Since he’s on the autism spectrum, it would probably also be helpful to clearly and calmly explain to him that it is confusing for other people when someone decides to go by a new name. Most people don’t change their name more than once or twice in their whole life, if they ever change it. If he frequently changes his name, other people will find it difficult to remember what he wants to be called and are also likely to become annoyed or start thinking that his name is unimportant.

This is not relevant to the central issues in the thread, but my mom almost never called me by my given name – it would be “honey”, “missy”, and even “kiddo” :), etc. The OP may just be in that habit and not use even the original birth name very much.

This is exactly correct.

The child of two of my best friends (who considers me to be their non-blood-relative uncle), who was born female, decided at around age 14 that they* were gender-fluid.

Their first name is an Irish female name – not common here in the States, but fairly clearly female. They decided that their preferred name would be a shortened version of their middle name (a very feminine name in its whole, but the shortened version is fairly gender-neutral). Their parents were willing to facilitate a legal name change, but strongly encouraged them to wait until they were an adult to do so. However, the parents did work with the school to ensure that their child would be called by their preferred name.
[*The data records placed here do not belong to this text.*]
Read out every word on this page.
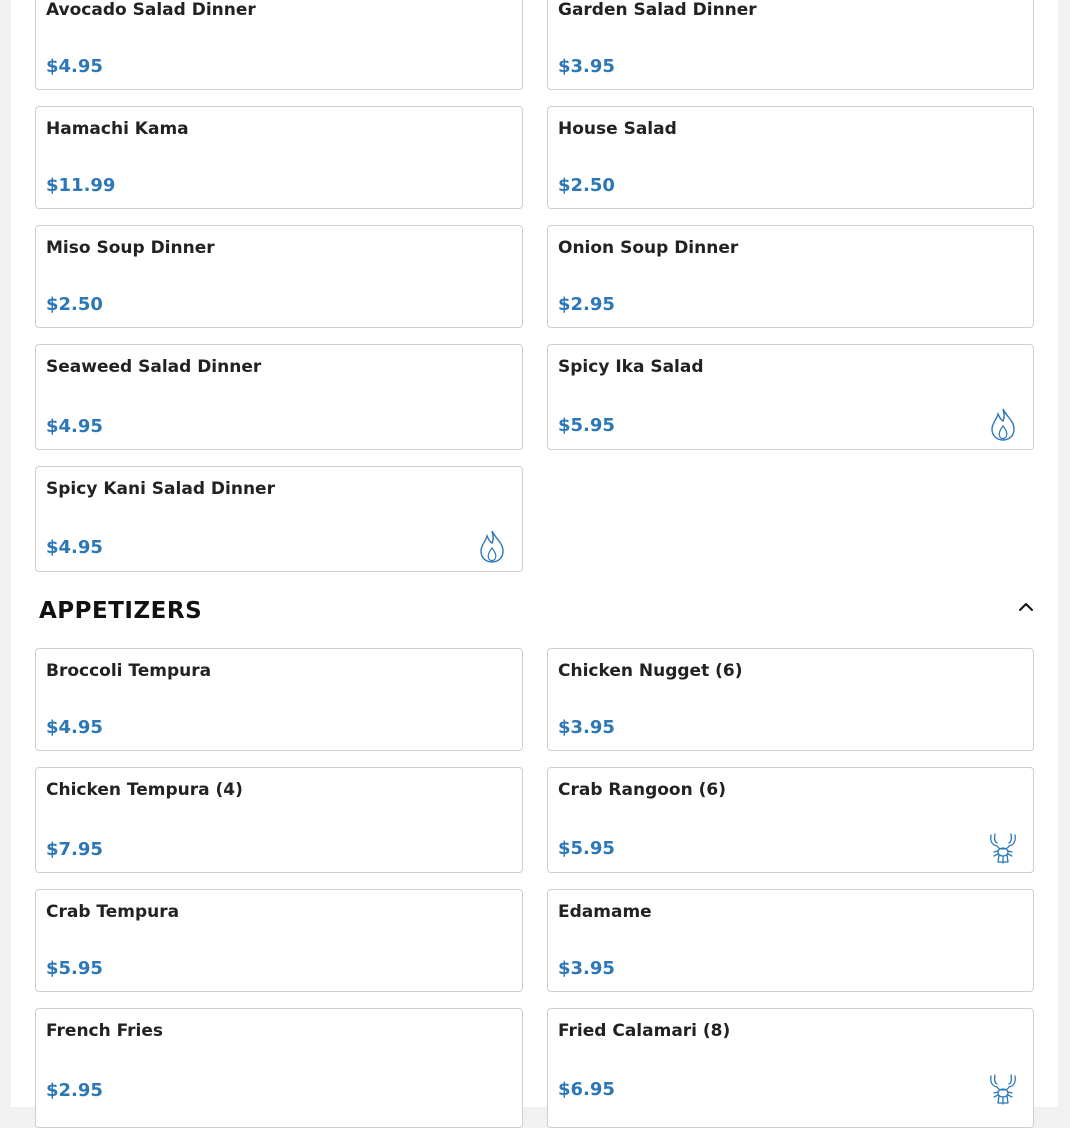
Avocado Salad Dinner
$4.95
Garden Salad Dinner
$3.95
Hamachi Kama
$11.99
House Salad
$2.50
Miso Soup Dinner
$2.50
Onion Soup Dinner
$2.95
Seaweed Salad Dinner
$4.95
Spicy Ika Salad
$5.95
Spicy Kani Salad Dinner
$4.95
APPETIZERS
Broccoli Tempura
$4.95
Chicken Nugget (6)
$3.95
Chicken Tempura (4)
$7.95
Crab Rangoon (6)
$5.95
Crab Tempura
$5.95
Edamame
$3.95
French Fries
$2.95
Fried Calamari (8)
$6.95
In the four years since (they’re now 18, and a college freshman), they’ve gone through periods in which they felt more male, and periods in which they felt more female. They spent most of their sophomore year of high school almost exclusively male. At this point, they identify as female most of the time (and have for at least the past year), though, they recently told me that they still feel that they’re gender-fluid. They still have not filed for a legal name change, and I don’t know when (or if) they will.

They’re setting in well in college, and I believe that the understanding support that they got from their parents and school made a huge difference in that, given how many trans and gender-questioning kids face massive struggles and lack of acceptance.

    • At that point, they decided that “they” was their preferred gender pronoun, and have used it consistently since.

The school psychologist and Al came to an agreement that he will keep this name for at least three months (basically, until semester break). Al and I agreed that 1) he may change his name this spring, and thereafter, he may change no more than once per school year, and 2) any changes need to come to me before they go to the school so I am not blindsided.

Further discussions this weekend gave me a little more insight into the current name choice. As I said above, it’s not actually Al. It is a name that is probably 90% male, but is used as a nickname by enough women that it is not a huge surprise to see it on a woman (although women usually spell it a little differently). Al told me that he chose it to try to head off hostility from people who are bothered by a mismatch between his name and their perception of his body. :frowning: I guess I’m glad he’s perceptive enough to think of that, at the same time that I wish he didn’t have to take that kind of reaction into consideration.

I agree that trying to tease out which things are gender dysphoria and which things are autism is unproductive if not counterproductive. But I think they both needed to be mentioned in order to give a clear enough picture of my kid for anyone to give me useful advice.

Thank you. I sure don’t get that feedback from Al, so it’s nice to hear it from someone.